The new pause in pickup progress, according to a Reuters report, is due to some last-minute updates designed to keep the truck competitive with the influx of new battery-electric pickups that are already on the road or set to arrive this year.
Cybertruck was the first battery-electric pickup shown to the public, debuting in November 2019, with a scheduled arrival date of “late 2021.” Last August, the delay until 2022 was formalized when it showed up on the company’s website.
When a reservation holder — of which there were reportedly more than 250,000 — went to check the configurator on the Tesla website it read: “You will be able to complete your configuration as production nears in 2022.” Now it reads, “You will be able to complete your configuration as production nears.”
A variety of things have conspired to add time to the arrival date, such as Gigafactory Austin, where Cybertruck will be built, being a bit behind in its construction and some materials shortages, in addition to the aforementioned tweaks.
Since then, the leader of the pack has fallen to middle of the pack as Rivian’s R1T began rolling off the line in September with 1,015 being produced in 2021. Perhaps the biggest competitor to the unconventionally styled Cybertruck is the GMC Hummer SUT, and it began rolling off the line at General Motors new Factory Zero EV production center during the last two weeks of December.
Additionally, Ford’s F-150 Lightning is set to begin production in late Spring and it has 200,000 reservations for the pickup.

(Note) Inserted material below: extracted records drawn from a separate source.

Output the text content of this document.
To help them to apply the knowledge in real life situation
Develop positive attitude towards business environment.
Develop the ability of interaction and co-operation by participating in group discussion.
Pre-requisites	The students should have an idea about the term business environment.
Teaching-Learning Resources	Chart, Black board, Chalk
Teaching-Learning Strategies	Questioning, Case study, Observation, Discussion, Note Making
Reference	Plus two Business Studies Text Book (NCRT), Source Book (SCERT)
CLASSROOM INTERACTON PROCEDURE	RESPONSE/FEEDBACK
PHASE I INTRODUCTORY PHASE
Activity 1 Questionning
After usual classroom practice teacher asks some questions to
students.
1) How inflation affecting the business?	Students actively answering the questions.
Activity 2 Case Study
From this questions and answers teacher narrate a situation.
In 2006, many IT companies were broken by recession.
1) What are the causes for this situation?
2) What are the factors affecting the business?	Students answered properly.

It’s actually allowing reservation holders to configure their vehicles and place orders.
GM’s looking to strike twice, revealing the new all-electric Chevrolet Silverado EV at the recently concluded CES 2022. It’s slated to arrive in “early 2023” meaning Cybertruck could be behind another competitor.
What’s the excitement about?
Cybertruck will have an estimated range of 250 miles with options to push that to 350 and 500 miles. It will run from 0 to 60 mph in just under 6.5 seconds, and perhaps most importantly, it will tow 7,500 pounds.
The new truck has a starting price of $39,900 for the single motor rear-wheel drive model. It jumps to $49,900 for the dual motor all-wheel drive version and up to $69,900 for the tri motor all-wheel drive version.
While the hubbub about Cybertruck has generated a lot of buzz, one person’s remained largely unaffected by the potential success or failure of the pickup.
“To be frank, there is always some chance that Cybertruck will flop, because it is so unlike anything else,” Tesla CEO Elon Musk said last July, adding, “I don’t care. I love it so much even if others don’t.”
That relaxed attitude may have changed by the time he hosts the EV maker’s earnings call Jan. 26.